What are stock options?

Before deciding on stock options, you need to make sure you understand how they work. A stock option allows the owner of an option (the employee) to purchase stock at a certain price by a specified future date. The price of the option is usually set at the value of stock at the time the option is offered.

If the price of stock goes up between the time the option is granted and the time it is exercised, the option has value because the employee can sell it at a profit. However, if the price of the stock decreases or remains the same, the option is worthless because the employee does not realize a profit from the sale.

Many employees - and employers - don't understand that stock options require further action in order for them to be valuable to employees. This confusion alone may be enough reason to reconsider offering stock options in your business.

What are the new regulations?

You can thank the recent string of business scandals for new regulations governing stock options. The new regs primarily deal with how stock options are treated on the company's financial statements.

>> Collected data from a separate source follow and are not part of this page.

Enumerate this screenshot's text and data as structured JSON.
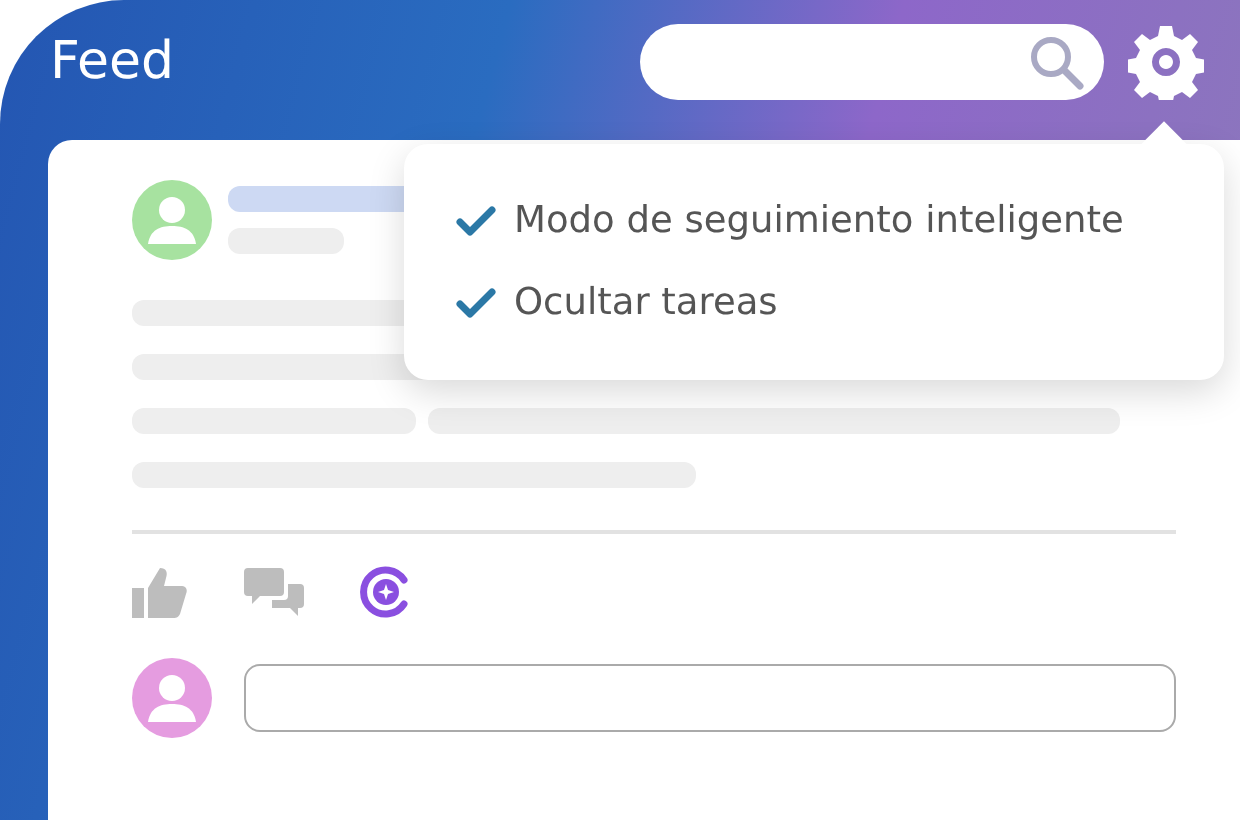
{
  "header": {
    "title": "Feed"
  },
  "settings_menu": {
    "items": [
      {
        "label": "Modo de seguimiento inteligente",
        "checked": true
      },
      {
        "label": "Ocultar tareas",
        "checked": true
      }
    ]
  }
}
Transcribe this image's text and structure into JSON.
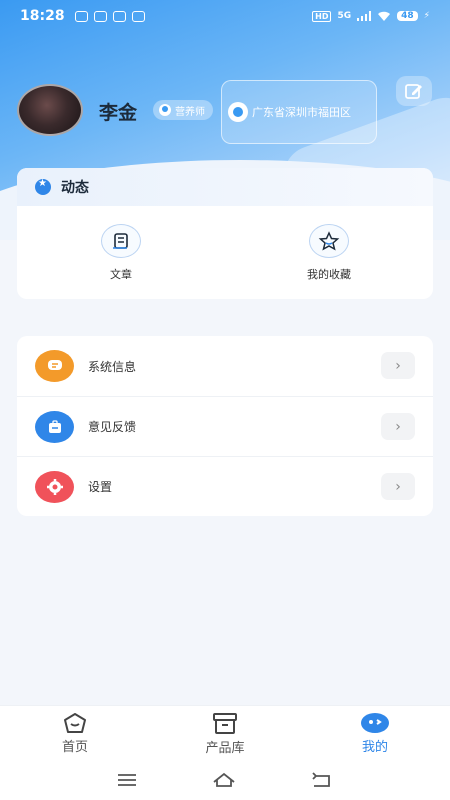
{
  "status_bar": {
    "time": "18:28",
    "hd": "HD",
    "network": "5G",
    "battery": "48"
  },
  "profile": {
    "name": "李金",
    "role": "营养师",
    "location": "广东省深圳市福田区"
  },
  "dynamics": {
    "title": "动态",
    "items": [
      {
        "label": "文章",
        "icon": "article-icon"
      },
      {
        "label": "我的收藏",
        "icon": "favorites-star-icon"
      }
    ]
  },
  "menu": {
    "items": [
      {
        "label": "系统信息",
        "icon": "message-icon",
        "color": "#f39a2a"
      },
      {
        "label": "意见反馈",
        "icon": "feedback-briefcase-icon",
        "color": "#2f86e8"
      },
      {
        "label": "设置",
        "icon": "gear-icon",
        "color": "#f0525a"
      }
    ]
  },
  "tabbar": {
    "items": [
      {
        "label": "首页",
        "active": false
      },
      {
        "label": "产品库",
        "active": false
      },
      {
        "label": "我的",
        "active": true
      }
    ]
  },
  "colors": {
    "accent": "#2f86e8",
    "hero_start": "#3a9af2"
  }
}
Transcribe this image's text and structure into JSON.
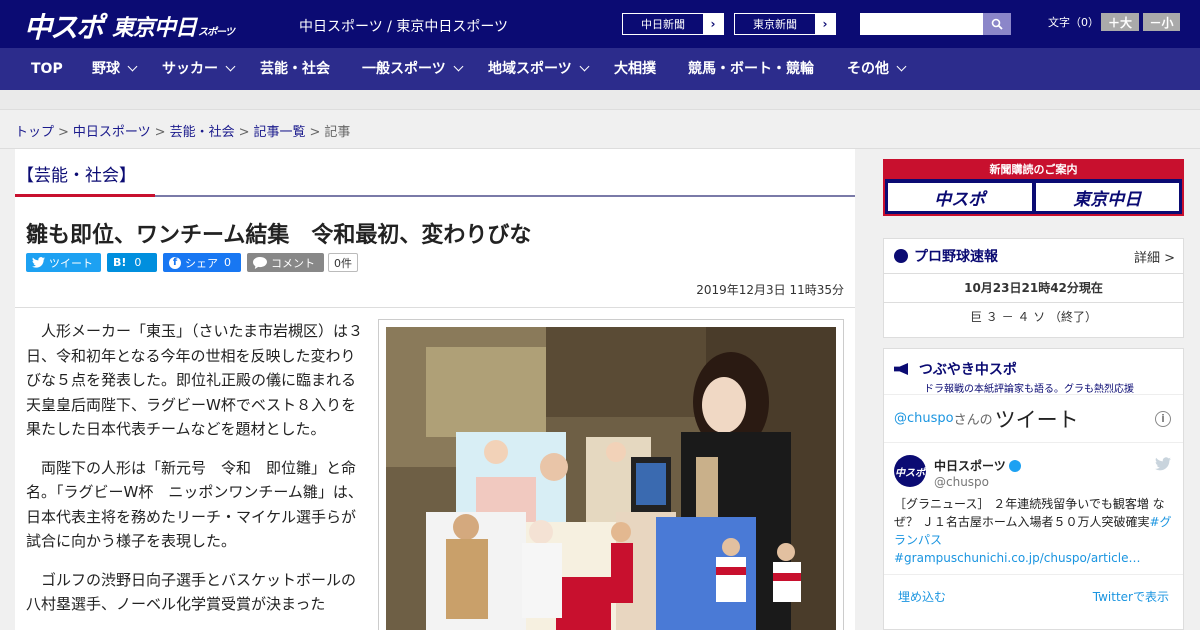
{
  "header": {
    "logo_chuspo": "中スポ",
    "logo_tokyo": "東京中日",
    "logo_tokyo_sub": "スポーツ",
    "site_names": "中日スポーツ / 東京中日スポーツ",
    "ext_buttons": [
      "中日新聞",
      "東京新聞"
    ],
    "ext_arrow": "›",
    "search_placeholder": "",
    "font_size_label": "文字（0）",
    "font_bigger": "＋大",
    "font_smaller": "－小"
  },
  "nav": {
    "items": [
      {
        "label": "TOP",
        "has_menu": false
      },
      {
        "label": "野球",
        "has_menu": true
      },
      {
        "label": "サッカー",
        "has_menu": true
      },
      {
        "label": "芸能・社会",
        "has_menu": false
      },
      {
        "label": "一般スポーツ",
        "has_menu": true
      },
      {
        "label": "地域スポーツ",
        "has_menu": true
      },
      {
        "label": "大相撲",
        "has_menu": false
      },
      {
        "label": "競馬・ボート・競輪",
        "has_menu": false
      },
      {
        "label": "その他",
        "has_menu": true
      }
    ]
  },
  "breadcrumb": {
    "items": [
      "トップ",
      "中日スポーツ",
      "芸能・社会",
      "記事一覧"
    ],
    "current": "記事",
    "separator": ">"
  },
  "article": {
    "section": "【芸能・社会】",
    "title": "雛も即位、ワンチーム結集　令和最初、変わりびな",
    "share": {
      "tweet": "ツイート",
      "hatena": "B!",
      "hatena_count": "0",
      "facebook": "シェア",
      "facebook_count": "0",
      "comment": "コメント",
      "comment_count": "0件"
    },
    "date": "2019年12月3日 11時35分",
    "paragraphs": [
      "人形メーカー「東玉」（さいたま市岩槻区）は３日、令和初年となる今年の世相を反映した変わりびな５点を発表した。即位礼正殿の儀に臨まれる天皇皇后両陛下、ラグビーW杯でベスト８入りを果たした日本代表チームなどを題材とした。",
      "両陛下の人形は「新元号　令和　即位雛」と命名。「ラグビーW杯　ニッポンワンチーム雛」は、日本代表主将を務めたリーチ・マイケル選手らが試合に向かう様子を表現した。",
      "ゴルフの渋野日向子選手とバスケットボールの八村塁選手、ノーベル化学賞受賞が決まった"
    ]
  },
  "sidebar": {
    "ad": {
      "top": "新聞購読のご案内",
      "logo1": "中スポ",
      "logo2": "東京中日"
    },
    "baseball": {
      "title": "プロ野球速報",
      "more": "詳細 >",
      "time": "10月23日21時42分現在",
      "score": "巨 ３ － ４ ソ （終了）"
    },
    "tweets": {
      "title": "つぶやき中スポ",
      "subtitle": "ドラ報戦の本紙評論家も語る。グラも熱烈応援",
      "handle": "@chuspo",
      "handle_suffix": "さんの",
      "header_big": "ツイート",
      "author": "中日スポーツ",
      "author_sn": "@chuspo",
      "avatar_text": "中スポ",
      "text": "［グラニュース］ ２年連続残留争いでも観客増 なぜ？ Ｊ１名古屋ホーム入場者５０万人突破確実",
      "text_link": "#グランパス #grampuschunichi.co.jp/chuspo/article…",
      "embed": "埋め込む",
      "view_on": "Twitterで表示"
    }
  },
  "colors": {
    "header_bg": "#0b0b73",
    "nav_bg": "#2c2c8c",
    "accent_red": "#c8102e",
    "link_blue": "#1b95e0"
  }
}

According to the FASB, companies are now required to expense stock options when they are granted rather than when they are exercised. The amount of the expense is based on an estimate of how much the option will be worth when it is ultimately cashed in by the employee.

Upfront expensing of stock options is bad news for business owners because it requires you to record an expense that may or may not ever materialize. More expense means less profit (at least on paper), and jeopardizes your ability to attract investors.

What are my other "options"?

Fortunately, there are other options available that might allow you to accomplish the same thing. Restricted stock is one of them. Under this scenario, employees are given a certain amount of stock in the company, but can't cash it in until the company achieves a specified goal or a specified period of time has passed.

Employees retain value because once they are vested, they can sell the stock at any price and still realize a profit. From an accounting standpoint, owners also benefit because the financials reflect the actual amount of the expense rather than an imaginary inflated figure that may - or may not - actually come to pass.